C’est la période la plus anticipée de l’année pour les plus de 200 millions d’Indonésiens de confession musulmane. Le mois du Ramadan vient de débuter et s’achèvera fin juillet avec la grande migration de Lebaran. Avec lui, de nombreux pans de l’économie indonésienne s’en trouvent bouleversés tous les ans pour plusieurs semaines.
Les musulmans considèrent le Ramadan comme une période pendant laquelle dieu leur offre pitié, cadeaux et pardon. Une période où les nombreux sacrifices et prières seront récompensés par le pardon des péchés. Ne pas boire, ni manger, ni fumer; ne pas avoir de relations sexuelles ni se complaire dans la rumeur pendant un mois, du lever du jour jusqu’au coucher du soleil. Tout cela s’apparente à une charge lourde pour beaucoup, davantage encore dans un pays tropical comme l’Indonésie. Malgré cela et les regrets de certaines autorités religieuses devant la commercialisation croissante d’une période éminemment pieuse basée sur le sacrifice de soi, pour beaucoup le Ramadan reste surtout une période économiquement bénie.
A travers tout l’Archipel comme dans l’ensemble du monde musulman, commerçants, restaurateurs et autres compagnies de transport observent une forte hausse de leurs ventes pendant le Ramadan et au moment des vacances d’Idul Fitri, qui marquent la fin du mois de jeûne. C’est en effet à ce moment que les travailleurs migrants retournent vers leurs villes d’origine, dans une massive migration nationale que seules les célébrations du Nouvel An lunaire en Chine peuvent dépasser. Cet exode annuel est une aubaine pour les hôtels de luxe voyant débarquer les riches Indonésiens qui peinent à envisager leur quotidien sans employés de maison ou chauffeurs pour quelques jours. Dans les centres commerciaux du pays, si les journées sont calmes pendant le jeûne, quand chacun essaye de limiter ses déplacements au maximum pour économiser de l’énergie, les soirées sont un feu d’artifice de consommateurs à la recherche des meilleurs offres et soldes qui pullulent à cette période.
Dans le passé, les boissons sucrées et autres snacks étaient de loin les produits les plus vendus pendant le Ramadan. Tout cela a évolué avec la soif consommatrice des Indonésiens. La toujours plus nombreuse classe moyenne locale préfère désormais partager son premier repas au restaurant. Elle veut aussi de nouvelles voitures, ou motos, ou téléphones pour impressionner la famille lors du retour à la maison pour Lebaran. L’important est de pouvoir exhiber quelque chose de nouveau indiquant (ou simulant) un nouveau départ. Les commerçants spécialisés en téléphones portables ont ainsi remarqué une tendance récente : si leurs ventes augmentent très largement avant Lebaran, ils ont aussi observé que beaucoup des nouveaux acheteurs revendaient leur nouveau téléphone après la fin des vacances pour revenir à des modèles plus en adéquation avec leur véritable pouvoir d’achat.

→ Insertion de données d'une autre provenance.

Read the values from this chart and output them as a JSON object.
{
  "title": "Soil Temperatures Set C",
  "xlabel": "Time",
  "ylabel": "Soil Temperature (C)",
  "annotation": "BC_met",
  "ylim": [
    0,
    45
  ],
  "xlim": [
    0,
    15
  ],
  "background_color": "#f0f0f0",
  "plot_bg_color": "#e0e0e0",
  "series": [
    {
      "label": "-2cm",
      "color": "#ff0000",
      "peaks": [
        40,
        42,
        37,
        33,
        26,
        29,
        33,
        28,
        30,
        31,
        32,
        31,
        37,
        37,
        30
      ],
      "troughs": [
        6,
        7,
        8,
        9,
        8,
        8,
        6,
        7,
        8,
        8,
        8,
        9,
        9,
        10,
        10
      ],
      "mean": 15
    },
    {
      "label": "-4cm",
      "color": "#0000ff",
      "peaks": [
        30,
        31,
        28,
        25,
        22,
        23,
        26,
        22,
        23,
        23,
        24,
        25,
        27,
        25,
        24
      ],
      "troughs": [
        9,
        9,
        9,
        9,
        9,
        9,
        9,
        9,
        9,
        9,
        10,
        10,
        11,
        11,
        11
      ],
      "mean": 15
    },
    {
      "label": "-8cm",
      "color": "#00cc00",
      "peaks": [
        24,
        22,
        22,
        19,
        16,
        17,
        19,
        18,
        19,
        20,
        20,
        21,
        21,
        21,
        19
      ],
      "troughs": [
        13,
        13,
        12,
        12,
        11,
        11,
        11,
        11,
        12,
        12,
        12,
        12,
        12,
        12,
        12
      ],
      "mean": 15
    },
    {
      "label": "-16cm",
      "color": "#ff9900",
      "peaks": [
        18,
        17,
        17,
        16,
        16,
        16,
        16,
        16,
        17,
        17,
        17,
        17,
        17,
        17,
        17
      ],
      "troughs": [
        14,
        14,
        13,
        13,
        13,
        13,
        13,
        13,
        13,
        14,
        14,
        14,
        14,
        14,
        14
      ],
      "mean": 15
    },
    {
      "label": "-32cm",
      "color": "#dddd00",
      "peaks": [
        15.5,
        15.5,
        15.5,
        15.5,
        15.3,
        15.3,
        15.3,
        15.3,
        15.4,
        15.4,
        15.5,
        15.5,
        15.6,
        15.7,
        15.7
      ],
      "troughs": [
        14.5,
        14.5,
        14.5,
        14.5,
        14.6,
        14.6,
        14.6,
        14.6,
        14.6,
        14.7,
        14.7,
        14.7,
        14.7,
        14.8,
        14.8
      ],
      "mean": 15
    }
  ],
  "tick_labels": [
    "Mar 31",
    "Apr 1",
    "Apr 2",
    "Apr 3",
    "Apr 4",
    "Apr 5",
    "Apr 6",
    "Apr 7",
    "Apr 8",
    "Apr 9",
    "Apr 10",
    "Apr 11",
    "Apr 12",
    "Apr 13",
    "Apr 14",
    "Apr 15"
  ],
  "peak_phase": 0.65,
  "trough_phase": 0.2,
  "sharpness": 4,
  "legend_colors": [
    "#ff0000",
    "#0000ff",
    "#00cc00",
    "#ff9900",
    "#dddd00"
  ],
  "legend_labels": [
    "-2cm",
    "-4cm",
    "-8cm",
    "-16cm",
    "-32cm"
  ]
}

Yongky Susilo, analyste chez Nielsen, explique que toutes ces dépenses sont favorisées par l’obligation légale faite aux employeurs d’accorder un bonus d’un mois de salaire supplémentaire à leurs employés au moment de ces vacances religieuses. « Les dépenses en maquillage et en crèmes blanchissantes explosent la dernière semaine du Ramadan quand les femmes ne veulent rien laisser au hasard avant leur retour à la maison, affirme t-il. Et des que le Ramadan se termine les ventes de cigarettes, de préservatifs et d’aphrodisiaques explosent également alors que les interdits sautent. Les gens ont tendance à dépenser la totalité de leur bonus annuel parce qu’ils considèrent qu’une fois le jeûne terminé, ils ont le droit de prendre du bon temps. »
La situation économique indonésienne liée au Ramadan est donc pour le moins paradoxale. Les Indonésiens ne dépensent jamais plus en nourriture et autres que lors de ce moment de jeûne et de sacrifice personnel. Au même moment, alors que leur productivité y est au plus bas, c’est la période pendant laquelle ils bénéficient de leur plus grand pouvoir d’achat. Des paradoxes finalement bien à l’image de la complexité de l’Archipel.